We have seen the results in Somalia, Bosnia, Rwanda and now Sierra Leone. The last, indeed, provides almost a textbook study of the ineptness of western intervention. The rebel leader (more accurately, bandit), Foday Sankoh, was locked away in Togo after the Nigerians intervened on behalf of President Kabbah's elected government. At this stage, the rebels could probably have been crushed. But under British and American pressure, President Kabbah was persuaded to give Mr Sankoh immunity from prosecution, the position of vice-president and, as minister of natural resources in control of the diamond mines, over which the war was fought in the first place, an income of £60m a year. With masterly understatement, Geoff Hoon, the British Defence Secretary, now says that "we might say that it possibly was not the most sensible decision". Further, the UN troops, who were supposed to run "disarmament centres" where the rebels would surrender their arms (but predictably didn't), were so poorly prepared for combat - "badly trained and badly equipped" in the words of Kofi Annan, the UN Secretary General - that they were sitting ducks for kidnap.
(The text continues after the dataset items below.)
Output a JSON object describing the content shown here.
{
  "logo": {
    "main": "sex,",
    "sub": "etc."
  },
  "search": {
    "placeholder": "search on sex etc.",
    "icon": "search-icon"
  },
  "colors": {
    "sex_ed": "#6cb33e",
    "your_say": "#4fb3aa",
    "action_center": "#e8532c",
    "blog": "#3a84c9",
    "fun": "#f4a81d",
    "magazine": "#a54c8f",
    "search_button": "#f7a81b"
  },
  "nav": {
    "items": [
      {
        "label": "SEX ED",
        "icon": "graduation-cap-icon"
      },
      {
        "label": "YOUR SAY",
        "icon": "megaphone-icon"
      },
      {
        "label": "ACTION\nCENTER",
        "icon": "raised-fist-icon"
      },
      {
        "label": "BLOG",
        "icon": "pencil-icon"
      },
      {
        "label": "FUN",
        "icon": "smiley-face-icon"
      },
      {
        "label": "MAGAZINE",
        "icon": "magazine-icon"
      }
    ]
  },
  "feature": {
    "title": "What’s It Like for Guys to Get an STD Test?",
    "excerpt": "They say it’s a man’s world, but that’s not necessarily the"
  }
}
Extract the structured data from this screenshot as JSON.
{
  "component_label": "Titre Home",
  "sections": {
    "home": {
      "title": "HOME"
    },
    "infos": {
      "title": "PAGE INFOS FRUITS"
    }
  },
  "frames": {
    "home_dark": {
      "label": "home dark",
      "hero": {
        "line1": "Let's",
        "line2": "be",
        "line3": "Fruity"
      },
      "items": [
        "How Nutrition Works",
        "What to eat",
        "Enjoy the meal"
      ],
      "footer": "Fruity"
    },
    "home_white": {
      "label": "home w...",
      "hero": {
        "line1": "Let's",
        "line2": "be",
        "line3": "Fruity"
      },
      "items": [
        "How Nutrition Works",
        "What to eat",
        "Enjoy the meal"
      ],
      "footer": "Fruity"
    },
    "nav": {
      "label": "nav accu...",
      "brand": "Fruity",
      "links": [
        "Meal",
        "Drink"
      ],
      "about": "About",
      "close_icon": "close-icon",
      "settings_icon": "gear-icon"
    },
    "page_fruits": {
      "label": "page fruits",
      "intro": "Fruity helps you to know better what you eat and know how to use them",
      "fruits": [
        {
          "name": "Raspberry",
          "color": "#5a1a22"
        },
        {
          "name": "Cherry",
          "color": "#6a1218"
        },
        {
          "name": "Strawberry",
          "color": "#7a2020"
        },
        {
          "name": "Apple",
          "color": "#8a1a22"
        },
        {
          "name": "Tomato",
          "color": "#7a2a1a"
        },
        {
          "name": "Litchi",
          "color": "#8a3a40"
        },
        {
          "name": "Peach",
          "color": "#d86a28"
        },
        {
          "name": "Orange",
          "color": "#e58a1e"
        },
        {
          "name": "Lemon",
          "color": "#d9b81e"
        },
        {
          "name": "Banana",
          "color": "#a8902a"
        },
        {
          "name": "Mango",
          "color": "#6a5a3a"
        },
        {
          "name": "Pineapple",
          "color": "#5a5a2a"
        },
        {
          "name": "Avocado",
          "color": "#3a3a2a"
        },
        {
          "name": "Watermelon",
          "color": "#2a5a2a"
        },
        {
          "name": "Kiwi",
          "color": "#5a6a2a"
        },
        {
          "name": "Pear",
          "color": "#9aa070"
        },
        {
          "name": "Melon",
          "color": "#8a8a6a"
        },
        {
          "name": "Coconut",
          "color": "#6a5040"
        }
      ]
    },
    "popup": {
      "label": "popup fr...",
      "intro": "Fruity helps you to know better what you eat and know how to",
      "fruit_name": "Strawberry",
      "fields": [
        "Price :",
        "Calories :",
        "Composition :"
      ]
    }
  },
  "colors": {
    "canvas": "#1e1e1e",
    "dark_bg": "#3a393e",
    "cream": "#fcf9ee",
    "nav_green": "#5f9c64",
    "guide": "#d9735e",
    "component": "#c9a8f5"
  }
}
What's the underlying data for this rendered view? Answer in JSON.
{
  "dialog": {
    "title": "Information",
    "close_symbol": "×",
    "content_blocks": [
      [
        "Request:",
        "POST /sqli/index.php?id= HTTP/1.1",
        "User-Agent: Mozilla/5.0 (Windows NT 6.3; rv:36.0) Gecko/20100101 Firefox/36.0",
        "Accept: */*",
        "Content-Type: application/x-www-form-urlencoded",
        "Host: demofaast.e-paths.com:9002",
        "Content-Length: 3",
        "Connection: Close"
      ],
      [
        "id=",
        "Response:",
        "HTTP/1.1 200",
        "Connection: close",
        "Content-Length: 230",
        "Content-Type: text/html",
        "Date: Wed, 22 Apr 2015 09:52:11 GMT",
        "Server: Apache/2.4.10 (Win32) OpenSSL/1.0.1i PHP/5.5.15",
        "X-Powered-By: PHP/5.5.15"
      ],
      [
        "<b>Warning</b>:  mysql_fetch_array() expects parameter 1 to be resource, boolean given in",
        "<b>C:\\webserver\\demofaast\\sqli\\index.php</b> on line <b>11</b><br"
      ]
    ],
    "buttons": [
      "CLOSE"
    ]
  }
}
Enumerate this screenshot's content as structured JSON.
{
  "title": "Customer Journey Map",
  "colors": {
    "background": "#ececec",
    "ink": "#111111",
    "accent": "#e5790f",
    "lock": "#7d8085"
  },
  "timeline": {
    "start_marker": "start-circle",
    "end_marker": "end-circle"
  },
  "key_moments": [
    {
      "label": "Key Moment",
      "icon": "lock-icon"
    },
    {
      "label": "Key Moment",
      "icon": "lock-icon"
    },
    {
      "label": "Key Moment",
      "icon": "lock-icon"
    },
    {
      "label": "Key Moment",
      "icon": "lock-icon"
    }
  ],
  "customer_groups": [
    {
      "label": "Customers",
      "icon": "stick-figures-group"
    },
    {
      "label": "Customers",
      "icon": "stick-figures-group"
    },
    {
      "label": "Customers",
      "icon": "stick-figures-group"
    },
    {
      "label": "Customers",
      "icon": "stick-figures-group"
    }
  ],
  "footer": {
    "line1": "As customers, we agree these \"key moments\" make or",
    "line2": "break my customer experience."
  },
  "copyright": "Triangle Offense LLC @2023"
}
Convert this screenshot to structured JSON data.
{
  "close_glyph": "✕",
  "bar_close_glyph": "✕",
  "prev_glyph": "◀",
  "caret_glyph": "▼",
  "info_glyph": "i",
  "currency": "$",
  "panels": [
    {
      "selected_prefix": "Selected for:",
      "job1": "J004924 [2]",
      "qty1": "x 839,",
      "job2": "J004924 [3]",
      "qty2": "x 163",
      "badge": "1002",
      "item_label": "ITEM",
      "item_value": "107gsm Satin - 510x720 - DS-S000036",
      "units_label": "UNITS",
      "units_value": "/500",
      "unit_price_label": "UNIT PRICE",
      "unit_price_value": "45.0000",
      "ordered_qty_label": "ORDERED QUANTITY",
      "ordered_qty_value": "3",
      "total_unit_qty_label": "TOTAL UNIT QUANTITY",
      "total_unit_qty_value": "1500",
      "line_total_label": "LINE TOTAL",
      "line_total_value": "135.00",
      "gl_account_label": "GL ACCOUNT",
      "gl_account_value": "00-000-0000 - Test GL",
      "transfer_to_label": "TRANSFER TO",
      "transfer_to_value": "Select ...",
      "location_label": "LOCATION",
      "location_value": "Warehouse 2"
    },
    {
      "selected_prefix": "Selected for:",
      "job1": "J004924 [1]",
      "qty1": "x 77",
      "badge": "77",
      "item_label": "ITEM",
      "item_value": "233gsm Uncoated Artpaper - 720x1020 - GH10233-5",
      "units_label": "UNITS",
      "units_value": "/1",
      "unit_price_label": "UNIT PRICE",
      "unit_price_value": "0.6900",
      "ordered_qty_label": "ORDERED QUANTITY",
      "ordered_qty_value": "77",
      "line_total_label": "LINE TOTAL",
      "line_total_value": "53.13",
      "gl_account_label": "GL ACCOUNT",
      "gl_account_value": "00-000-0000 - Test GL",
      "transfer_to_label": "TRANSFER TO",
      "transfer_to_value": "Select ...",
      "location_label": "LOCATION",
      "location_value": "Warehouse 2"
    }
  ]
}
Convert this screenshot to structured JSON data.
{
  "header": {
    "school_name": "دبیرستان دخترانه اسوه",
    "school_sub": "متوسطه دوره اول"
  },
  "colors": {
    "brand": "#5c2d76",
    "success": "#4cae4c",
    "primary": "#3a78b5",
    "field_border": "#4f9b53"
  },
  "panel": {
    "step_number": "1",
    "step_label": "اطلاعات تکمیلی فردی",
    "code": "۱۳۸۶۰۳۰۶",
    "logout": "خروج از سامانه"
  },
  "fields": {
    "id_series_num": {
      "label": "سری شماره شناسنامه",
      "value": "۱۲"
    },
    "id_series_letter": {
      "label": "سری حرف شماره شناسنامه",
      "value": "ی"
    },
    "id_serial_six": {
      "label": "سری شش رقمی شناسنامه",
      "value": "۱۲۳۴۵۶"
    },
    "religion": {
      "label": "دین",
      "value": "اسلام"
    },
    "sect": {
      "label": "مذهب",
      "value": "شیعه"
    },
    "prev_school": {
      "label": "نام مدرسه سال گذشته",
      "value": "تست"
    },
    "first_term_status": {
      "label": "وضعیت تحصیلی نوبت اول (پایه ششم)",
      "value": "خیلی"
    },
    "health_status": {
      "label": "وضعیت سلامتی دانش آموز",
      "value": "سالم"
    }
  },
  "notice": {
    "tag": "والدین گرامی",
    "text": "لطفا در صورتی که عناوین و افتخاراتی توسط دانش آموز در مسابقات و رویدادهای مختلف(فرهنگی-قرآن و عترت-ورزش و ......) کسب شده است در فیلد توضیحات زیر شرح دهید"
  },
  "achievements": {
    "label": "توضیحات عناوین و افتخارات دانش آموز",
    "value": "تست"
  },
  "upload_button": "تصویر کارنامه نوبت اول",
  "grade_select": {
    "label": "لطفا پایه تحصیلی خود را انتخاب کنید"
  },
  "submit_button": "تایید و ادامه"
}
From this imbroglio, the Americans and British may be thought to have some responsibility to help extricate Sierra Leone, since it is so much of their making. But it is doubtful that, even now, they can be relied upon to do anything useful. As we went to press, it was reported that Mr Sankoh had been captured; but since Washington had already despatched the Reverend Jesse Jackson, amid a shower of bromides about how the rebel leader could "play a positive role" (as, no doubt, Al Capone could have done in Chicago in the 1920s), we must prepare for another botched deal. Then, in all probability, the whole miserable cycle will begin again.
The danger is that the UN itself is discredited, and rendered unfit to discharge its prime role, which is not to hold the ring in civil wars, but to prevent states violating international boundaries. The British and Americans, in the meantime, try to act as the policemen of the world; all too often, they end up looking like the Keystone Cops.